The Security of Open Source: The benefit of the process-enabled community

Note: Here’s another guest post from our friends at Black Duck, specifically Phil Marshall. Phil brings over 10 years’ experience in both product and services marketing as well as over a decade of experience in the high-tech publishing space with publications including Dr. Dobb’s Journal and Byte magazine. Prior to joining Black Duck, Phil was Director of Global Solutions Marketing at Ness Software Product Labs, a division of Ness Technologies. Before Ness Technologies, Phil held product marketing positions at both RSA and Sun Microsystems and was Director of Marketing at Compliance Engineering, a healthcare focused Systems Integration firm.

Lasse Andresen, CTO of ForgeRock recently wrote an article for SC Magazine in which he makes a great case for the relative security of open source software.   That same month, Lucian Constantin, a writer for IDG News Service, published an article in PC World in which he describes vulnerabilities found and reported in seven popular open-source projects, indicating that there’s plenty of room for improvement when it comes to the security of open source projects.  Can they both be right?

I’d argue that yes, they are both right.  But  to reconcile these assertions, we need to take a closer look at each perspective.

Lasse, to support his argument that open source software is more secure, lists four key observations regarding the use of open source.
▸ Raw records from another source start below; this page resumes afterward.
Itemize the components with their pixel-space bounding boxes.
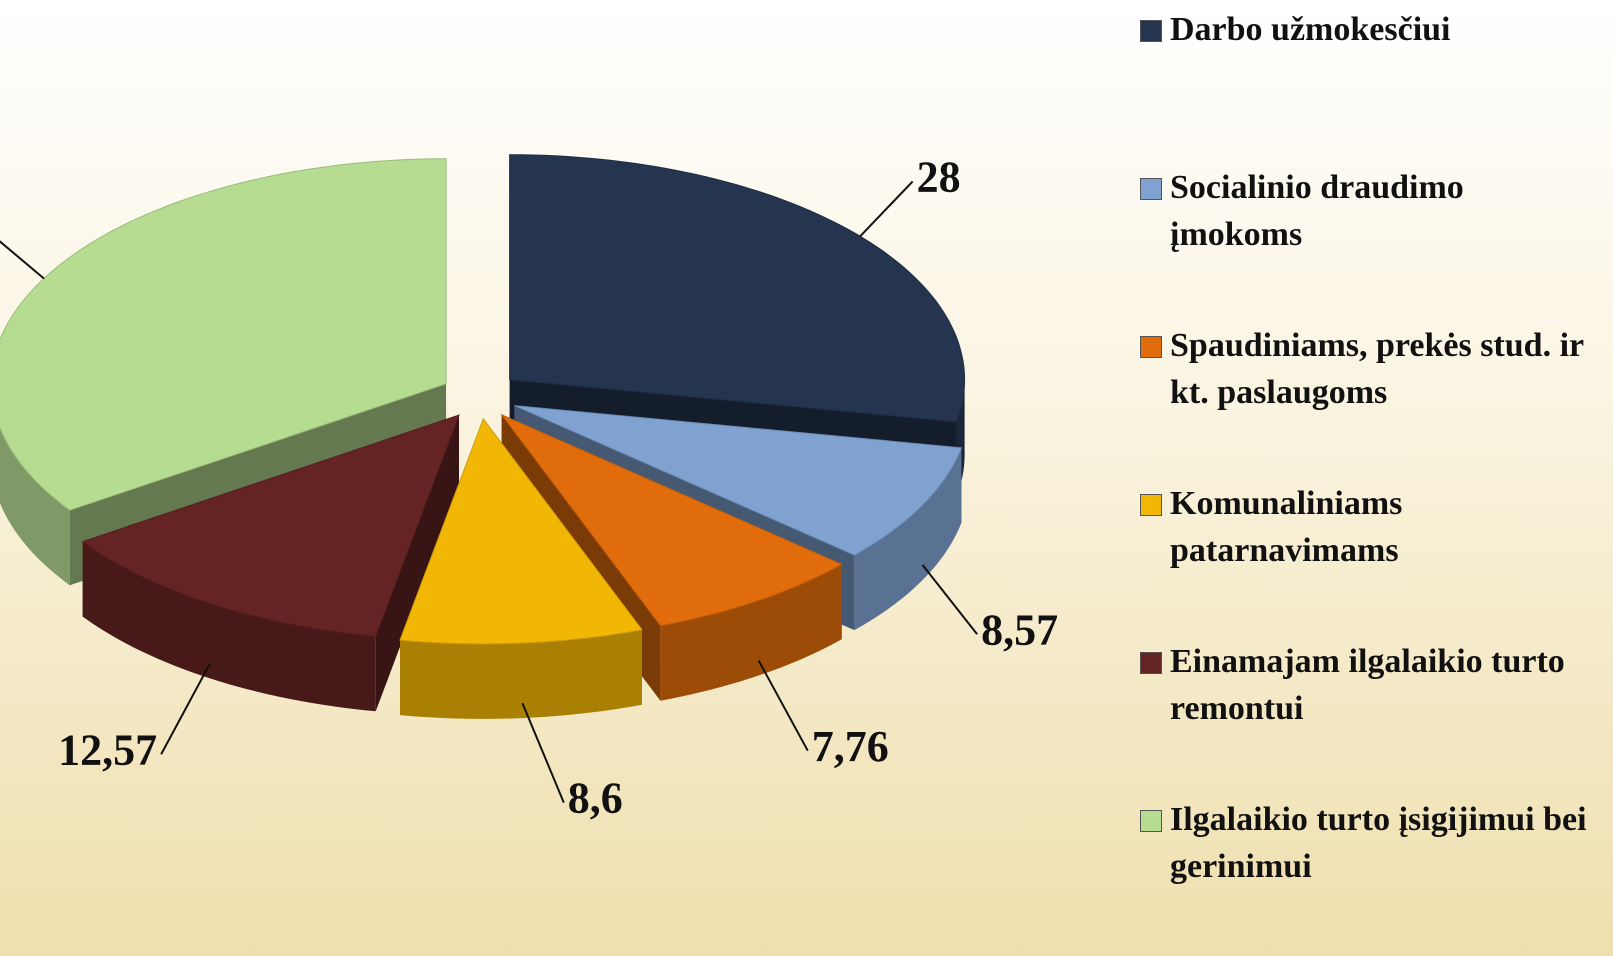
legend-swatch <box>1140 494 1162 516</box>
legend-swatch <box>1140 810 1162 832</box>
slice <box>81 414 460 712</box>
data-label: 28 <box>917 152 961 201</box>
legend-item: Darbo užmokesčiui <box>1140 6 1600 53</box>
legend-label: Ilgalaikio turto įsigijimui bei gerinimu… <box>1170 801 1587 885</box>
slice-top <box>81 414 460 637</box>
slice-wall <box>0 428 70 586</box>
slice-wall <box>82 541 376 712</box>
slice-top <box>0 158 447 511</box>
leader-line <box>921 564 978 635</box>
legend-label: Einamajam ilgalaikio turto remontui <box>1170 643 1565 727</box>
data-label: 7,76 <box>812 722 889 771</box>
legend-label: Darbo užmokesčiui <box>1170 11 1451 48</box>
legend-item: Spaudiniams, prekės stud. ir kt. paslaug… <box>1140 322 1600 416</box>
data-label: 8,57 <box>981 605 1058 654</box>
legend-swatch <box>1140 178 1162 200</box>
leader-line <box>859 180 914 237</box>
legend-item: Komunaliniams patarnavimams <box>1140 480 1600 574</box>
slice-top <box>399 417 643 645</box>
slice-top <box>514 405 963 556</box>
leader-line <box>160 662 211 755</box>
slice-top <box>509 154 966 423</box>
legend-swatch <box>1140 652 1162 674</box>
legend-item: Socialinio draudimo įmokoms <box>1140 164 1600 258</box>
slice-top <box>500 413 843 627</box>
data-label: 8,6 <box>568 774 623 823</box>
legend-swatch <box>1140 20 1162 42</box>
legend-label: Komunaliniams patarnavimams <box>1170 485 1403 569</box>
slice-wall <box>854 447 962 631</box>
legend-label: Socialinio draudimo įmokoms <box>1170 169 1464 253</box>
leader-line <box>521 702 565 804</box>
data-label: 12,57 <box>58 725 157 774</box>
legend-swatch <box>1140 336 1162 358</box>
slice <box>399 417 643 719</box>
chart: 288,577,768,612,5734,5 <box>0 152 1058 823</box>
legend-item: Einamajam ilgalaikio turto remontui <box>1140 638 1600 732</box>
slice-wall <box>400 629 642 719</box>
leader-line <box>0 240 45 280</box>
legend-item: Ilgalaikio turto įsigijimui bei gerinimu… <box>1140 796 1600 890</box>
slice-wall <box>660 564 842 701</box>
legend-label: Spaudiniams, prekės stud. ir kt. paslaug… <box>1170 327 1584 411</box>
leader-line <box>757 660 809 752</box>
For enterprise users of open source, the takeaways are:

  • Open source is “enterprise-ready.”  With companies like Google, Amazon, Red Hat, and SugarCRM as heavy users and supporters, it’s hard to believe that organizations would not consider open source enterprise-ready.
  • Open source is great for developers AND great for IT operations.  Choosing quality components results in “production stability, no interruption in service, the guarantee of quality assurance testing and patches, and controlled and frequent upgrades.”
  • Not just anyone can contribute, and review processes exist.  Lasse states that “in a commercial open source environment, each member goes through an approval process after which they are provided with the appropriate credentials.  After this, they are able to commit code, but the code then goes through a sophisticated process of review, acceptance and rejection.  The end result is thoroughly tested enterprise-ready software.”
  • Responsibility for failures and ongoing maintenance is born by hundreds of companies.   Hundreds, maybe thousands of companies use open source code within their products.  Because of this use, they’re automatically responsible for what they’re licensing to customers.   And the collaborative nature of open source development leads to quick releases of product updates, fixes, patches and new versions.

Lucian, in his article, reports on a test of the presence of security flaws in popular distributed open source applications.  While a limited test of seven applications, including:

  • Moodle, a web-based learning/course management system that has been downloaded over 4.7 million times from SourceForge;
  • vTiger, a Web-based customer-relationship-management system with over 3.6 million downloads;
  • Zabbiz, a software product for monitoring network and application performance in enterprises with almost 3 million downloads;
  • ISPConfig, a web-hosting control panel for Linux servers with 1.5 million downloads;
  • OpenMediaVault, an OS distribution based on Debian Linux for network-attached storage servers with over 700,000 downloads;
  • NAS4Free, a network-attached-storage server OS based on FreeBSD with over 600,000 downloads; and
  • Openbravo ERP, an open-source enterprise resource planning (ERP) product with 2.1 million downloads all hosted on SourceForge.net, six out of seven applications  allowed remote-authenticated hackers to execute commands on the underlying operating system, and in the seventh, the researcher found an XXE (XML eXternal Entity) vulnerability that could allow an attacker to read arbitrary files from the file system.

Conducted by Rapid7 and Brandon Perry, an application security engineer and regular contributor to the Metasploit penetration testing framework, the test included contacting each project with their findings.  A small sample to be sure, Rapid7 reported that only three of the projects patched the issues reported to them, and, just as alarming, Rapid7 reported that common industry vulnerability report best practices were not followed.

While the article states that large open source developers like the Apache and Mozilla foundations have good processes in place for dealing with vulnerability reports, there’s room for improvement.

Let’s agree they’re both right.  Lasse is right.  Open Source can be more secure.  Lucian is right.  While open source can be more secure, it demands the same security best practices as its proprietary software cousins, especially for projects that are distributed.  The good news is that consumers of open source can put policy, process, and technology solutions in place that can make everyone successful, from the developer attempting to accelerate the development of high quality software by incorporating open source projects, to the IT operations professional concerned about maintenance and support.  Before using an open source component, developers can quickly learn about version, commit history, number of committers, and whether projects are foundation driven – all important risk factors to consider.

While not all open source is enterprise-ready,  it benefits from the OSS community model and with some scrutiny and due-diligence up front using readily available resources like ohloh.net, organizations can select  open source projects that are, in fact, enterprise-ready. Overall, communities and end-users of OSS must take the same approach to security best practices that security-conscious ISVs do when writing proprietary software solutions.